Energy Infrastructure Projects Being Hit Hard

By Gordon Feller, Contributing Editor | March 2009 Vol. 236 No. 3

Photo by Christopher Rayan

New private activity continued to take place in developing countries in August-December with projects being developed, tendered, and taken to financial close, but at a rate that was about 40% lower than in the same period in 2007.

The slowdown reflects an initial impact of the financial crisis which has made financing more onerous and difficult to secure as access to capital markets and bank lending has been reduced or halted and risk perception increased. Projects are facing higher cost of financing, but the major impact to date is projects being delayed or canceled.

Many projects that reached financial closure from August onward were at an advanced stage of raising finance or able to switch to some (or a mix of) local public banks, export credit agencies, and bilateral and multilateral agencies. Where possible, some PPI sponsors opted for local currency denominated debt since major devaluations in many developing countries made foreign-denominated debt too expensive. It is unlikely that local, bilateral and multilateral financing institutions will have the capacity to replace other sources of financing. Consequently, the trends in increased costs, delay, and cancellation are expected to continue.

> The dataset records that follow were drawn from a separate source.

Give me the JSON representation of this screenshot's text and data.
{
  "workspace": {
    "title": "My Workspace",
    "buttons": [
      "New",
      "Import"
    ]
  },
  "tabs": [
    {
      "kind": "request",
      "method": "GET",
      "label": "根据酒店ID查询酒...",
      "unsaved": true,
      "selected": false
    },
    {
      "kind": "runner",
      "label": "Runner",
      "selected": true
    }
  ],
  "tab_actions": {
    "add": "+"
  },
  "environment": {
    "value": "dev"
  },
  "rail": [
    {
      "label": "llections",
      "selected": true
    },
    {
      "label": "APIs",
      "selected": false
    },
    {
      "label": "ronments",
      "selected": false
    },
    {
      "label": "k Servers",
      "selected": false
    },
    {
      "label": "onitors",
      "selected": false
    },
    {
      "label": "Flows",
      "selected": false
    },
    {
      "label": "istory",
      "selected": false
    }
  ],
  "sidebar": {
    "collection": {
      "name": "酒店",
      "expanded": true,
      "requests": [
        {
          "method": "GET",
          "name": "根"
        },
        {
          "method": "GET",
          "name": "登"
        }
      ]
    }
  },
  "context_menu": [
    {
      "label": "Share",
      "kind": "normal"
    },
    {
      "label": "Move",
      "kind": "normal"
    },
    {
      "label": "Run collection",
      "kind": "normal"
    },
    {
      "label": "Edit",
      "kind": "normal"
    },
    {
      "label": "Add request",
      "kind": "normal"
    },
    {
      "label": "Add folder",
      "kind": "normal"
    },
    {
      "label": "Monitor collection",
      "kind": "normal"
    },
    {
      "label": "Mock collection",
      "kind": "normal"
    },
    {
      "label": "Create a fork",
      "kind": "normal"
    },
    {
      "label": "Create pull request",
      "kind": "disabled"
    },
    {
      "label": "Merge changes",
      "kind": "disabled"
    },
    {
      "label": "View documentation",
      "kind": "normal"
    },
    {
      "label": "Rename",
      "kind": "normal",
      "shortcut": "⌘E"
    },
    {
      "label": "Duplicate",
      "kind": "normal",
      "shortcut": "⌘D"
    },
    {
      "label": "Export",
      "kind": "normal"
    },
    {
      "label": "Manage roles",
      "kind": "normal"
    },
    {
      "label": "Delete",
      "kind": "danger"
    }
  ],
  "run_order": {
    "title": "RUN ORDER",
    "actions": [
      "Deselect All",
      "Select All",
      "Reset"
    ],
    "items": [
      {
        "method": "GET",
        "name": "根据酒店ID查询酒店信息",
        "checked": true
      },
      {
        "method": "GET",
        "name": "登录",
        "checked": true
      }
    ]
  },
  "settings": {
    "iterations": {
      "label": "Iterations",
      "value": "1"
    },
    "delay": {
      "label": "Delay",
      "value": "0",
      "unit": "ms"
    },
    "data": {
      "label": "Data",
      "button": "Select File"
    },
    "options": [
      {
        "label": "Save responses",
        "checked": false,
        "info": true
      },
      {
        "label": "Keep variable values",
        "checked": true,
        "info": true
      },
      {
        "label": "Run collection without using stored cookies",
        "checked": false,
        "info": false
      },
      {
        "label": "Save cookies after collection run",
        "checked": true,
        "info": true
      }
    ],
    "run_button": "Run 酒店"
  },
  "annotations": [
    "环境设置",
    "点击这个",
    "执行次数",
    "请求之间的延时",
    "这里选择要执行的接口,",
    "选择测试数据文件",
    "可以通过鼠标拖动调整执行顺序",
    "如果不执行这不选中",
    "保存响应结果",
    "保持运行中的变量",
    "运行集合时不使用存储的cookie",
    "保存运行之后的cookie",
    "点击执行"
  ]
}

It is too early to assess the full impact of the crisis on new PPI projects. Many investors and financiers are in a wait-and-see mindset and are likely to be so for several more months or until the breadth and depth of the crisis’ impact become clearer. When financial markets bottom out or start to recover, project-financing levels are likely to remain affected over a significant period if the trends shown in previous financial crises are repeated.

As the “flight to quality” sets in for banks and other financiers, the likely impact will be more stringent financial conditions, not only via higher cost of financing, but also with lower debt/equity ratios and more conservative structures. The expected economic downturn in developed and developing countries is also likely to reduce demand levels and have a significant impact on project revenues, and consequently on projects’ financial viability.

Recently gathered data on new infrastructure projects with private participation have shed some light on the short-term impact of the financial crisis.

1. PPI projects continue to reach financial closure but at a lower pace than that of 2007: From August-November 2008, 31 PPI projects reached financial closure involving investment commitments (hereafter investment) for US$17.2 billion in 21 developing countries. Such level of investment in new projects represents a decline of about 40% compared with the level in the same period in 2007. As in previous years, new projects have been mainly in electricity and transport. By region, those projects have been primarily in LAC (U$8.3 billion), MENA (US$2.9 billion), and EAP (US$2.8 billion).

2. Projects are being impacted through higher cost of financing, project delays and cancellations: The slowdown is linked in part to increased financing cost. So far, increased cost of financing is quoted as a major impact of the crisis in only 3% of surveyed projects by investment. These data may underestimate the impact of increasing financing costs as the information to date is limited and sometimes hard to get. As projects are being negotiated, there is a natural reluctance from private sponsors to release financing information or acknowledge difficulties on raising financing.